Living:

Tony’s Coronavirus Notes – How Bad is Bad?

Saturday, 22 August 2020

How big do the numbers have to be to for things to be really bad? Here’s a Victoria (state of Australia), Florida (state of USA), UK comparison.

I’m 20 days into the Australian state of Victoria’s ‘State of Disaster’ lockdown – so tomorrow we’re half way into our six week lockdown. Lockdown means we can only leave home for certain reasons – one shopping trip a day, one hour of exercise, or assorted special reasons, medical for examples. The shopping trip or exercise exit cannot take us further than 5km from our front door. I’ve been cycling around the 31.4km circuit of that 5km radius from home. There’s also a curfew, we can’t venture outside from 8pm to 5am. When I do venture outside during those circumscribed hours I must wear a mask at all times. There’s a A$200 fine for not wearing a mask, A$1652 for venturing beyond the 5km boundary or out of curfew.

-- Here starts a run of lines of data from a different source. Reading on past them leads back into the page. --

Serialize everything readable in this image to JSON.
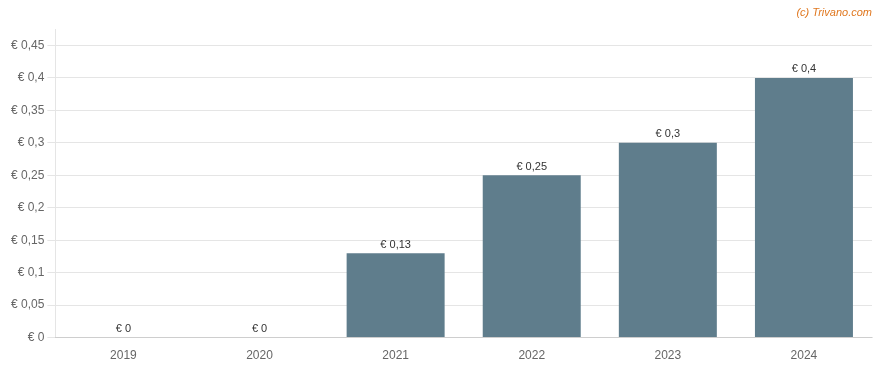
{
  "chart_data": {
    "type": "bar",
    "categories": [
      "2019",
      "2020",
      "2021",
      "2022",
      "2023",
      "2024"
    ],
    "values": [
      0,
      0,
      0.13,
      0.25,
      0.3,
      0.4
    ],
    "value_labels": [
      "€ 0",
      "€ 0",
      "€ 0,13",
      "€ 0,25",
      "€ 0,3",
      "€ 0,4"
    ],
    "data_labels": true,
    "color": "#5f7d8c",
    "ylim": [
      0,
      0.475
    ],
    "yticks": [
      {
        "value": 0,
        "label": "€ 0"
      },
      {
        "value": 0.05,
        "label": "€ 0,05"
      },
      {
        "value": 0.1,
        "label": "€ 0,1"
      },
      {
        "value": 0.15,
        "label": "€ 0,15"
      },
      {
        "value": 0.2,
        "label": "€ 0,2"
      },
      {
        "value": 0.25,
        "label": "€ 0,25"
      },
      {
        "value": 0.3,
        "label": "€ 0,3"
      },
      {
        "value": 0.35,
        "label": "€ 0,35"
      },
      {
        "value": 0.4,
        "label": "€ 0,4"
      },
      {
        "value": 0.45,
        "label": "€ 0,45"
      }
    ],
    "grid": true,
    "annotations": [
      "(c) Trivano.com"
    ]
  }
}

▲ The ‘State of Disaster’ Victoria number plate I Photo-Shopped when we locked down

So what prompted our disaster lockdown, how bad were things in Victoria? Australia’s original Covid-19 peak was 368 cases on 30 March – that’s a seven day moving average (7DMA) and on a cases-per-million basis that’s a figure of 14. Now compared to a lot of places in our virus-infected world that’s nothing at all. Today – 22 August – the 7DMA number per million for the UK is 15 and for the USA 137, both numbers are a big decline from their national peaks, the UK 73 on 14 April, the USA 209 on 25 July.

After that first peak Australia kept the virus pretty much at bay for two months, consistently down to zero in some states and on the odd day down to zero in Victoria as well. Then in late June to early July the numbers began to ramp up again, but predominantly in Victoria. When the number of new cases in Victoria got beyond 600 a couple of times in late July and early August – that’s over 90 new daily cases per million population – our State of Disaster lockdown kicked off. A few days later we hit 694 new cases on 5 August, but subsequently the number has started to drop and our 7DMA of new cases per million population is now at 35. So clearly our lockdown seems to be working? That’s actually just below New York State’s number today, at its peak on 10 April the US state’s 7DMA for cases per million population was over 500, if New York State had been an independent country it would have been the worst place in the world.

◄ South Beach Miami, Florida on my most recent visit

Today Florida’s 7DMA number per million population is 199, on 17 July the Florida figure was 552 so if I’m living in a ‘State of Disaster’ Florida even today must be a ‘State of Disaster’ on steroids and a month ago it would have been on super steroids. Yet Disney World is open although the resort website warns that ‘By visiting Walt Disney World Resort you voluntarily assume all risks related to exposure to COVID-19.’

So what about Europe? The news there has been the UK slapping 14-day self-managed quarantine stays on citizens returning from countries which Prime Minister Boris Johnson’s government has suddenly decided are risky.

UK numbers are calculated as total new cases per 100,000 population for a seven day period and on that basis the danger number is 20. Translating that to daily cases per million means 29 is the red flag number. As of today Spain is at 70, France at 49 and the Netherlands at 31, all three are on the UK’s ‘go home and don’t come out’ list. Of course in the UK you have to look to Dominic Cummings, Boris Johnson’s adviser, for how to treat ‘self-managed quarantine.’

So how bad is bad, in daily new cases per million population?

• Bad enough to be locked down in a State of Disaster in the Australia state of Victoria – 90 although we’re now down to 35. Australia as a whole is still less than 10.
• Bad enough to go into quarantine when you get home to the UK – 29
• Not so bad that Disney World can’t open – 428 – that was the Florida new cases per million 7DMA on 11 July when Disney World started to reopen. Things continued to get worse in Florida for another six days after the reopening.